3. Takes 3 distance readings per measurement with advanced filtering:

   - Uses median of readings for outlier rejection

   - Applies Exponential Moving Average (EMA) for smoothing

   - Validates readings within HC-SR04 range (2-400cm)

4. Calculates adaptive safe distance based on:

   - Current robot speed (higher speed = larger safe distance)

   - Approach rate (detects rapidly closing obstacles)

   - Increases buffer distance when approaching obstacles quickly

5. If an obstacle is detected within adaptive safe distance:

   - Stops immediately

   - Backs up for 500ms

   - Performs a three-angle scan (45°, 90°, 135°) to find the clearest path

   - Calculates weighted scores for each path (prefers forward direction)

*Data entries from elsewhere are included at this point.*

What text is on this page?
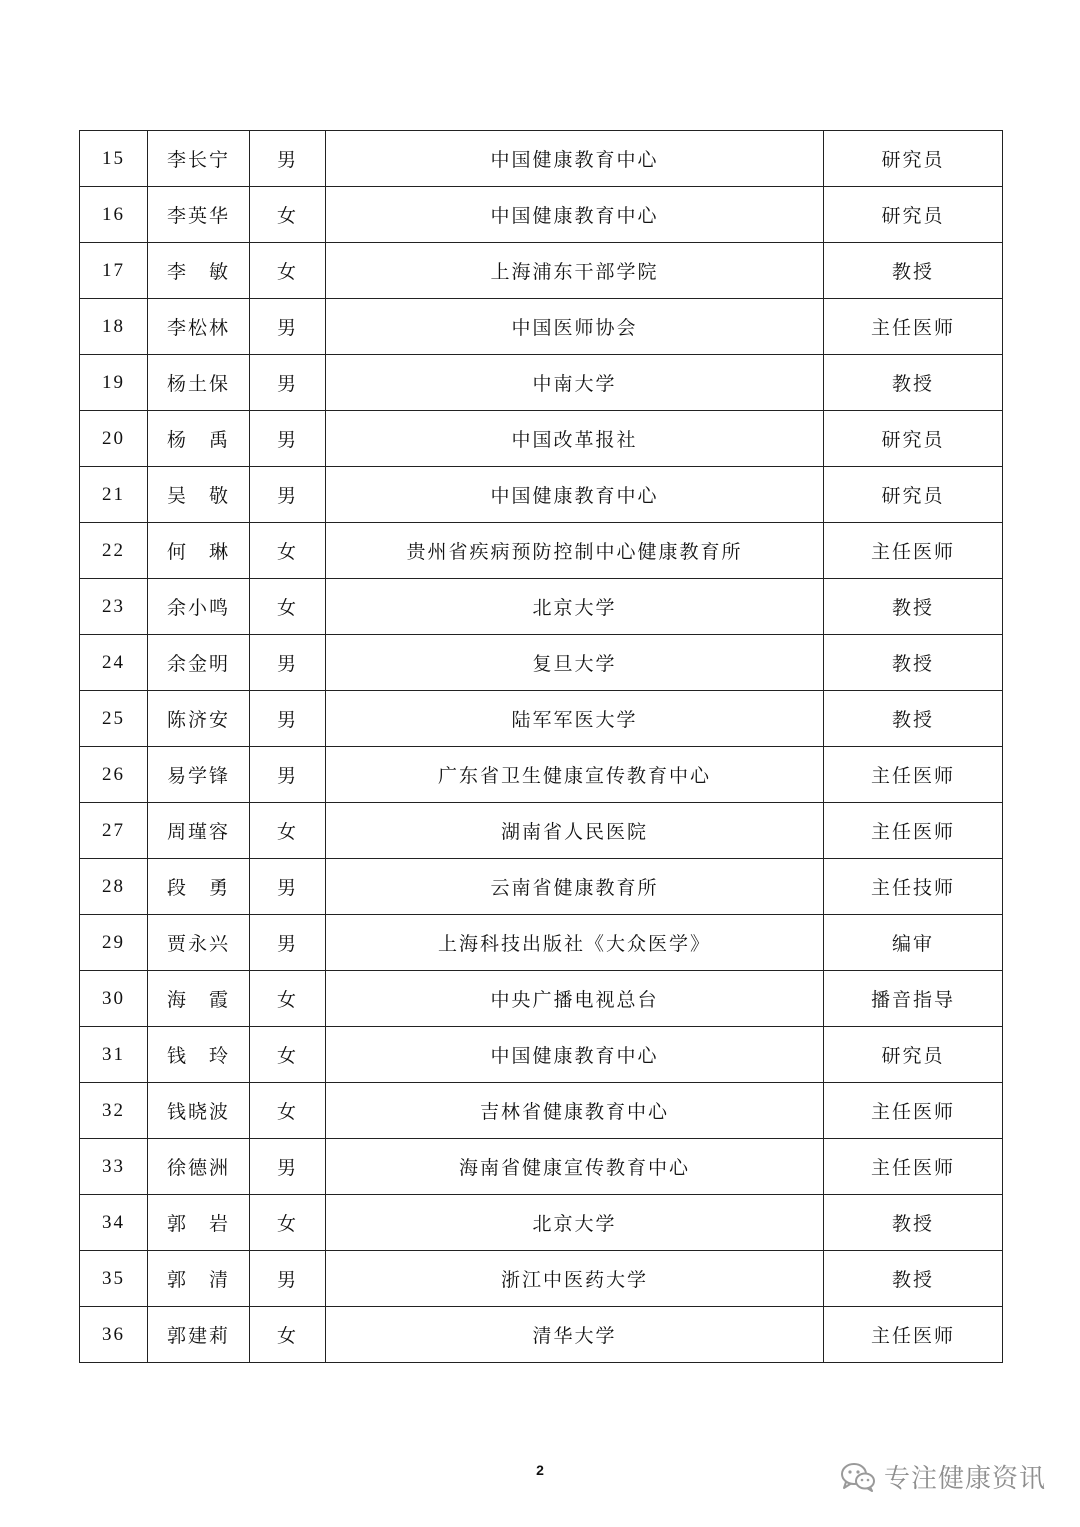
15	李长宁	男	中国健康教育中心	研究员
16	李英华	女	中国健康教育中心	研究员
17	李　敏	女	上海浦东干部学院	教授
18	李松林	男	中国医师协会	主任医师
19	杨土保	男	中南大学	教授
20	杨　禹	男	中国改革报社	研究员
21	吴　敬	男	中国健康教育中心	研究员
22	何　琳	女	贵州省疾病预防控制中心健康教育所	主任医师
23	余小鸣	女	北京大学	教授
24	余金明	男	复旦大学	教授
25	陈济安	男	陆军军医大学	教授
26	易学锋	男	广东省卫生健康宣传教育中心	主任医师
27	周瑾容	女	湖南省人民医院	主任医师
28	段　勇	男	云南省健康教育所	主任技师
29	贾永兴	男	上海科技出版社《大众医学》	编审
30	海　霞	女	中央广播电视总台	播音指导
31	钱　玲	女	中国健康教育中心	研究员
32	钱晓波	女	吉林省健康教育中心	主任医师
33	徐德洲	男	海南省健康宣传教育中心	主任医师
34	郭　岩	女	北京大学	教授
35	郭　清	男	浙江中医药大学	教授
36	郭建莉	女	清华大学	主任医师
2	专注健康资讯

   - Estimates path width from left and right measurements

   - If no clear path is found (< 35cm in all directions), backs up for 1000ms

   - Otherwise, applies proportional steering toward the best direction

6. Proportional steering provides smooth, natural turns instead of sharp binary turns

7. Uses the last valid distance reading if current measurement fails

## Error Handling

- The system performs 3 ultrasonic readings per measurement for accuracy

- Advanced filtering pipeline:

  - Median filtering for robust outlier rejection

  - Exponential Moving Average (EMA) smoothing for noise reduction

  - Validates readings to ensure they're within HC-SR04 range (2-400cm)

- Hardware initialization checks all components before operation

- Main loop includes error recovery with a maximum error threshold (5 errors)

- System will safely stop if too many consecutive errors occur

- Emergency turn performed on error recovery

- Graceful degradation: uses last valid reading if current measurement fails

## Usage

Upload `ota/car.py` to an ESP32 with MicroPython installed. The code will run automatically on boot.

The robot will autonomously navigate while avoiding obstacles. No additional user input is required during operation.